Jane Gillies, Christina's mother, also lived in the home, apparently taking care of it when Christina was residing and working at her farm just west of Beaver(there was also a house on this farm). In her book, Butch Cassidy, My Brother, Lula Parker Betenson (Butch's sister) states that her brother was born in Beaver, in 1866, at the home of his maternal grandmother, Jane Gillies. If Butch was born on this property, as many Beaver residents believe he was, it must have been in an early log or adobe cabin that is no longer extant. The earliest possible date of construction for the black rock section (original) would be 1869 when Thomas Frazer first arrived in Beaver According to Butch Cassidy's sister, he was born in 1866, thus pre-dating the earliest possible date for the existing stone house by three years.

The fact that the property was owned by Joseph Bohn until 1876 does not automatically rule out the possibility of the Gillies or Levi family living there earlier. Joseph Bohn lived across the street in an early adobe home and it was not uncommon in Beaver for someone other than the legal owner to be living on a piece of property especially if they were related to the owner in some way.

In conclusion, this author has researched three other homes that were thought by some to be the birthplace of Butch Cassidy. None of those three were likely candidates once even a superficial amount of research was done. This property though probably not this house, has encouraging abstracts, but all in all the documentable facts still remain too sketchy at this time for any definitive conclusions.

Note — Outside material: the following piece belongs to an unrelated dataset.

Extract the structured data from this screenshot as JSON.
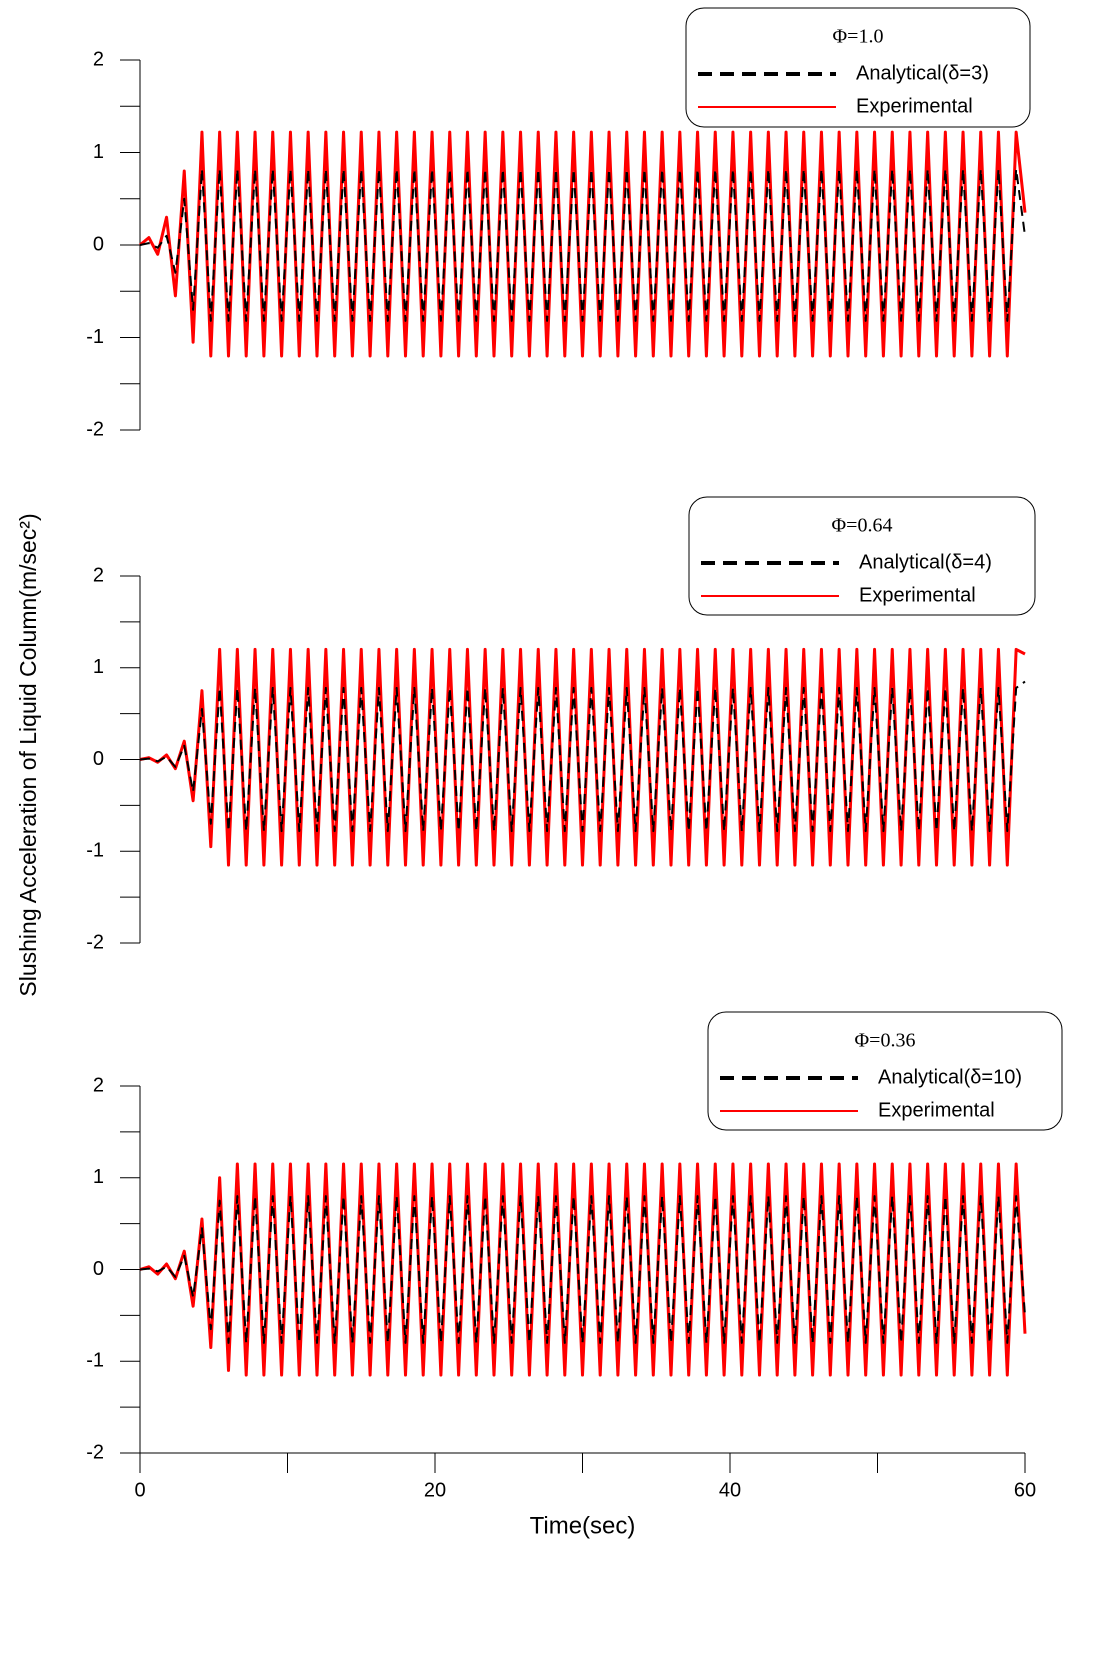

Local significance of the building:
Architecture

Listed in National Register of Historic Places in 1982.

The National Register of Historic Places is the official list of the Nation’s historic places worthy of preservation. Authorized by the National Historic Preservation Act of 1966, the National Park Service’s National Register of Historic Places is part of a national program to coordinate and support public and private efforts to identify, evaluate, and protect America’s historic and archeological resources.